Ethical Challenges in Withdrawing Life Support
Patients are compelled by powerful emotions (such as guilt) or by adherence to religious or secular traditions to behave in certain ways that may conflict with medical advice. 2 Honest discussions with patients and their families about the benefits and burdens of therapy and the medical uncertainty that exists are necessary to provide patients and families with the best opportunity to make informed decisions. We know that honest direct communication is most important for patients and families faced to make life determining decisions.
These health care workers must communicate within the medical ethics of their profession. Medical ethics is based on a four prima facie moral principles and attention to these principles’ scope of application. The four prima facie principles are respect for autonomy, beneficence, non-maleficence, and justice. “Prima facie,” a term introduced by the English philosopher W D Ross, means that the principle is binding unless it conflicts with another moral principle – if it does we have to choose between them. Respect for autonomy is the moral obligation to respect the autonomy of others in so far as such respect is compatible with equal respect for the autonomy of all potentially affected. Respect for autonomy is also sometimes described, in Kantian terms, as treating others as ends in themselves and never merely as means – one of Kant’s formulations of his “categorical imperative. ”1 Beneficence and non-maleficence are contained within the traditional Hippocratic Oath in which it is the moral obligation of medicine to provide net medical benefit to patients with minimal harm.
The fourth prima facie moral principle is justice. Justice is often regarded as being synonymous with fairness and can be summarized as the moral obligation to act on the basis of fair adjudication between competing claims. 1 We have now identified the four medical ethical principles that healthcare professionals must adhere to. I will now discuss the question of retaining or withdrawing life support for dying patients; providing food and fluids by tubes is a common form of life support for weak, injured, or unconscious patients.

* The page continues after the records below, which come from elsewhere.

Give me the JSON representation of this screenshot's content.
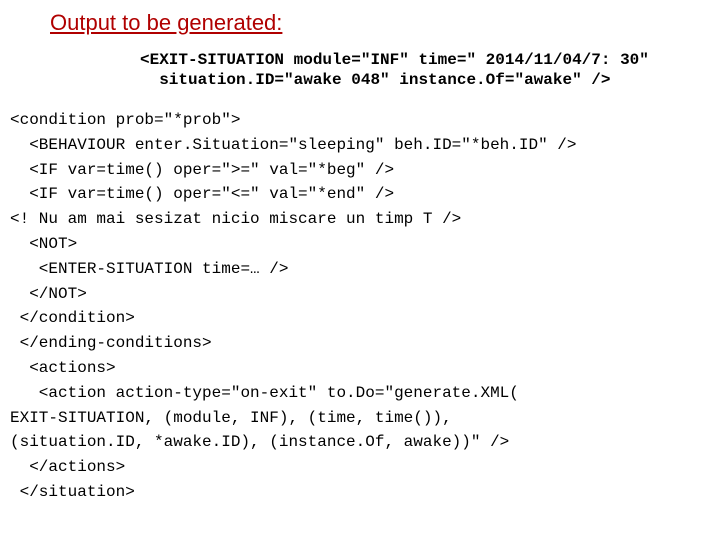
{
  "title": "Output to be generated:",
  "header": {
    "l1": "<EXIT-SITUATION module=\"INF\" time=\" 2014/11/04/7: 30\"",
    "l2": "  situation.ID=\"awake 048\" instance.Of=\"awake\" />"
  },
  "code": {
    "l1": "<condition prob=\"*prob\">",
    "l2": "  <BEHAVIOUR enter.Situation=\"sleeping\" beh.ID=\"*beh.ID\" />",
    "l3": "  <IF var=time() oper=\">=\" val=\"*beg\" />",
    "l4": "  <IF var=time() oper=\"<=\" val=\"*end\" />",
    "l5": "<! Nu am mai sesizat nicio miscare un timp T />",
    "l6": "  <NOT>",
    "l7": "   <ENTER-SITUATION time=… />",
    "l8": "  </NOT>",
    "l9": " </condition>",
    "l10": " </ending-conditions>",
    "l11": "  <actions>",
    "l12": "   <action action-type=\"on-exit\" to.Do=\"generate.XML(",
    "l13": "EXIT-SITUATION, (module, INF), (time, time()),",
    "l14": "(situation.ID, *awake.ID), (instance.Of, awake))\" />",
    "l15": "  </actions>",
    "l16": " </situation>"
  }
}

If the patient has the mental capacity to make decisions, then the patient can tell the physician what he/she wants. This will not alter the dying process and therefore is not considered suicide. It is important to remember that when we are entrusted with decisions about the care of the dying, the patient’s comfort and wishes must guide our decision making. 3 Missouri v. Cruzan was a case directly related to withdrawing life-sustaining treatment. This case in 1990 supported the “distinction between letting a patient die and making that patient die. 3 There was “clear and convincing” evidence of Nancy Cruzan’s intent was not to be sustained on a feeding tube and the tube was withdrawn. There comes a time when nature should take its course, the proper judgments of physicians and family should be respected and the patient should be allowed to die a natural and dignified death. Medical interventions can be withdrawn or withheld by the physician when they will not benefit the patient. Most ethical conflicts involve issues of autonomy and beneficence, and most of these conflicts involve the family.

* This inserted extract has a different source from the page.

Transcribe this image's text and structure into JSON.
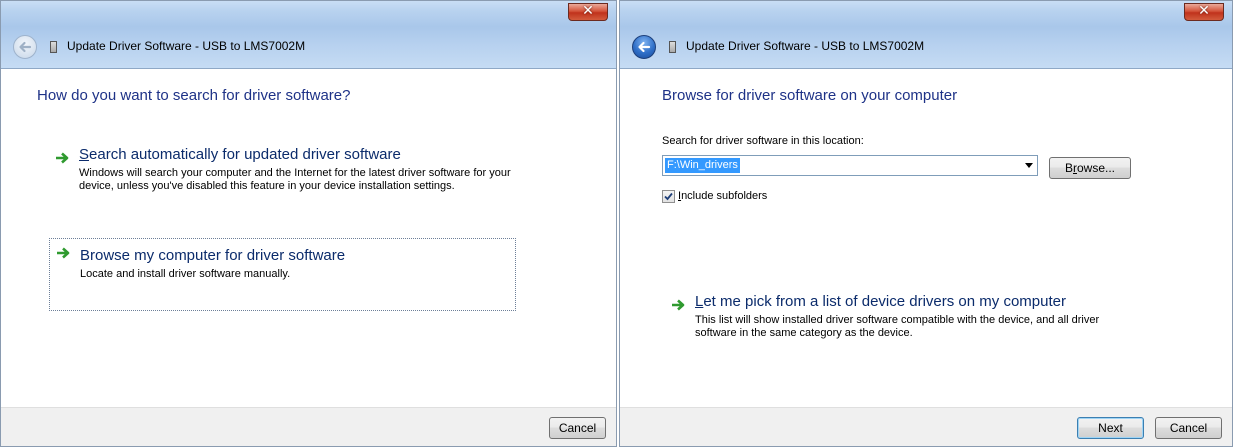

In principle, families do not have the right to reverse patients’ advance decisions when the patient loses consciousness. However, physicians may concede to the family’s demands for aggressive therapy after the patient loses decision-making capacity. The reasons for this are varied: physicians can be fearful that angry families will sue if therapy is withheld; physicians may feel that they can make things easier for the family while producing only minimal burden to the patient; or physicians may not be firm in their own convictions.
Nonetheless, the patient’s right to refuse therapy must be protected, recognizing that most patients are concerned about their families and do not wish to have family members undergo unnecessary anguish. Physicians should be sensitive to such family concerns, but in the end, it is the patient’s wishes that must prevail. 2 In closing, I would like to discuss the importance of advance planning and documenting your wishes on paper in a legal document. I am a hospice nurse and have witnessed both sides of this issue.
If the patient has put their expectations in a Living Will the family will make the decision of withdrawing life supporting measures more easily than if they are deciding what their loved one would have wanted. I did not have advance directives until I was faced with the unexpected death of my mother, who was on a ventilator for aggressive treatment of pneumonia. Her heart failed and the decision was to resuscitate her or allow her to have a natural death. I had spoken with my mother since her diagnosis of lung cancer about her wishes but nothing was documented.
I was only a daughter, without legal authority to make her medical decisions – that was left in the hands of her current husband. I looked at him and asked what he wanted as my mother’s heart grew weaker and leading to a point of ceasing and he said that they spoke about this and she wanted a natural death. I explained this to the intensive care nurse and her wishes through my step-father were granted. I knew at that time I needed my wishes in writing and the directives for my children if something would happen to me.